VERSION_AFTER=$(node -p "require('./package.json').version")
echo "Version before: $VERSION_BEFORE"
echo "Version after: $VERSION_AFTER"
# Only publish if semantic-release created a new version
if [ "$VERSION_BEFORE" != "$VERSION_AFTER" ]; then
echo "✓ New version detected: $VERSION_AFTER"
echo "Publishing to npm..."
# Publish using npm publish which supports OIDC/trusted publishing
npm publish --provenance --access public
echo "✓ Published $VERSION_AFTER to npm"
else
echo "No version change detected (version: $VERSION_AFTER)"

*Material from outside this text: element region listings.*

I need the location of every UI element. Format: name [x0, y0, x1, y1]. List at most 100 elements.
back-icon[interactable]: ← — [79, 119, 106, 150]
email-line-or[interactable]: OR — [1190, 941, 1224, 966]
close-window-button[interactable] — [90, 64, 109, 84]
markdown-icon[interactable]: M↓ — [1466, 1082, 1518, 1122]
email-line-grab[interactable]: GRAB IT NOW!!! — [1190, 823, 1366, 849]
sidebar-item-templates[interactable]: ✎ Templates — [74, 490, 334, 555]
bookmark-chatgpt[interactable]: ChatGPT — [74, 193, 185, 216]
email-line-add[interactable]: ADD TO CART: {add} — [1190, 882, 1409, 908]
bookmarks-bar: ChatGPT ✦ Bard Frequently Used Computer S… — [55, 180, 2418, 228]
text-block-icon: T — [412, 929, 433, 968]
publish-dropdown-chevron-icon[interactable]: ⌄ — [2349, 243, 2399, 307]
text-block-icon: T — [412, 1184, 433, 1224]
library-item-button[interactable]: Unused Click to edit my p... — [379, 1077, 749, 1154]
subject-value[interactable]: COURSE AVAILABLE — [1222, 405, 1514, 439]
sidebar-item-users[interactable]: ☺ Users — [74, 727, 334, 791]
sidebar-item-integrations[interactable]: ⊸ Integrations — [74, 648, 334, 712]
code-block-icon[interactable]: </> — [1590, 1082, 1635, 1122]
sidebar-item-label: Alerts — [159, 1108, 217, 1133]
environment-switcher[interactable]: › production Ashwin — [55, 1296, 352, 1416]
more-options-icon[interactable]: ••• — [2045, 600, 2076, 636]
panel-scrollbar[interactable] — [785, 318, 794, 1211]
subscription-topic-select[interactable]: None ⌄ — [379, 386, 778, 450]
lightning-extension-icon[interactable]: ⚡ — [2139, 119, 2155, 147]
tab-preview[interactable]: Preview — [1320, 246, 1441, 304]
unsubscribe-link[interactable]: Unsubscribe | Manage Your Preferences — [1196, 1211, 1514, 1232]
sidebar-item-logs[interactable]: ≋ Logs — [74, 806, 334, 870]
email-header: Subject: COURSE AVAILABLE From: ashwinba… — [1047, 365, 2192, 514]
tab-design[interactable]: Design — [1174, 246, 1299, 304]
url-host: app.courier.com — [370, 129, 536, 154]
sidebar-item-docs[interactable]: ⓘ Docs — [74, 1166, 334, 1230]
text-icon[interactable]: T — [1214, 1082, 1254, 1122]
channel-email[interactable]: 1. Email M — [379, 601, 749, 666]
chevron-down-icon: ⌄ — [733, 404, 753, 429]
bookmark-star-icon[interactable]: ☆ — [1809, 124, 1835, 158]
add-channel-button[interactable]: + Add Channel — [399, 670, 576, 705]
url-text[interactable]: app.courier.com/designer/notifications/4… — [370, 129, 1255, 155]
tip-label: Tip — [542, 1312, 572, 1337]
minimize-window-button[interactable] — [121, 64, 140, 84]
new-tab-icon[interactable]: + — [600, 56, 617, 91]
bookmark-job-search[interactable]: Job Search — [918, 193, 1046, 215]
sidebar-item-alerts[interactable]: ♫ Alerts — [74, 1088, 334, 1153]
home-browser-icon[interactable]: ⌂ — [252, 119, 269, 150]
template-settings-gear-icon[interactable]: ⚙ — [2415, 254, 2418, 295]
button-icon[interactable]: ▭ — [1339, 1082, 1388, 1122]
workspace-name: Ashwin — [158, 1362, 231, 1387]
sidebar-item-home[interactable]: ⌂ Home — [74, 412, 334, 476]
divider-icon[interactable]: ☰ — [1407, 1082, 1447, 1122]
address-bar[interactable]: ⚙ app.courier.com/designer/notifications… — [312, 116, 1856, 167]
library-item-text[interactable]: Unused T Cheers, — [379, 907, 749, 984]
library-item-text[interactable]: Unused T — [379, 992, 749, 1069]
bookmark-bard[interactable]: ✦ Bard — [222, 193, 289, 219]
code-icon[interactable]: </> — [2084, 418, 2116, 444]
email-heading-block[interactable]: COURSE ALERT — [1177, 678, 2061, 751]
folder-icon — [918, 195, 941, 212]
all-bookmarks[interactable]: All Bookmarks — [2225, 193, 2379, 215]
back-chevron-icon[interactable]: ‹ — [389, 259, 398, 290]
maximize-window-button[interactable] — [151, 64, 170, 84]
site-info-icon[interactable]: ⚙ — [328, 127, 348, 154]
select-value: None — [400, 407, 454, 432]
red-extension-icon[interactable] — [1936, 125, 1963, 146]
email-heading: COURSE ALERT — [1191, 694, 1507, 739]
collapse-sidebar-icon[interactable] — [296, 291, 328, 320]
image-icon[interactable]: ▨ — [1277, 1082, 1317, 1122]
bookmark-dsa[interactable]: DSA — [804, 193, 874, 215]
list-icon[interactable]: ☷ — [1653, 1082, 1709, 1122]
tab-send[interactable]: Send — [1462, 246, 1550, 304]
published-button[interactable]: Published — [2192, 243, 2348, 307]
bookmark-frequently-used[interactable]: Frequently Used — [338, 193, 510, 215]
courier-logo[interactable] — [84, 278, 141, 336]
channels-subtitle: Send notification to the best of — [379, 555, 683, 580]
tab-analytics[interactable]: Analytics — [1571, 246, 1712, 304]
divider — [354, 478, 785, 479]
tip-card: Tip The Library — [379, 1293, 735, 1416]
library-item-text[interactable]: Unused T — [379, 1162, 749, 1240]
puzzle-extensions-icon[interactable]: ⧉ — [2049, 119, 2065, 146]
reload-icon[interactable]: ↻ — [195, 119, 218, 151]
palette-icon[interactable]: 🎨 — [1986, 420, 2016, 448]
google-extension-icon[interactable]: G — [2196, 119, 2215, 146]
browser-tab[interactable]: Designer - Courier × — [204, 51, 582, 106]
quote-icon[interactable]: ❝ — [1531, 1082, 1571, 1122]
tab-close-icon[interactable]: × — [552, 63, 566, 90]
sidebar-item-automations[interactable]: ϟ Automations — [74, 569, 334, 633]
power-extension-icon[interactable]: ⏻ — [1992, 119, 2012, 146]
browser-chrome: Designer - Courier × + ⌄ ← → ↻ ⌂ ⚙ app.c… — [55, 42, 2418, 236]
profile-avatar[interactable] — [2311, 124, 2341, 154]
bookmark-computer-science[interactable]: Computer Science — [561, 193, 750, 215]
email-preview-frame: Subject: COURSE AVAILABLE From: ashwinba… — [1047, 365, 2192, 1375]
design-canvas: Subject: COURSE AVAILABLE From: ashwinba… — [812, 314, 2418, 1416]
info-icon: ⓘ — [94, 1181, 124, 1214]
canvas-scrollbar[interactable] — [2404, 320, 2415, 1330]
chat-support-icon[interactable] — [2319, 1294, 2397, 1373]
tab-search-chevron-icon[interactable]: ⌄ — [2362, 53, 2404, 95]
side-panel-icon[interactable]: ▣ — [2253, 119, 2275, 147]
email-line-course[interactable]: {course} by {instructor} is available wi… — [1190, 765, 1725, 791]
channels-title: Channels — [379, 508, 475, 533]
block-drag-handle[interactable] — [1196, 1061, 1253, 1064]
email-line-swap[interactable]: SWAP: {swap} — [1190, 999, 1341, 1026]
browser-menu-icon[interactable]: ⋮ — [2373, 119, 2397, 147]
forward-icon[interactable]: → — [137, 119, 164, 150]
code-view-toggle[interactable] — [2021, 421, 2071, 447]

echo "Skipping npm publish - no new release was created"
fi
- name: Dry run - skip npm publish
if: github.event.inputs.dry_run == 'true'
run: |
echo "=============================================="
echo " DRY RUN - Skipping npm publish"
echo "=============================================="
echo "Version that WOULD have been published: $(node -p "require('./package.json').version")"
echo "To publish for real, run the workflow again with 'Dry run only' unchecked."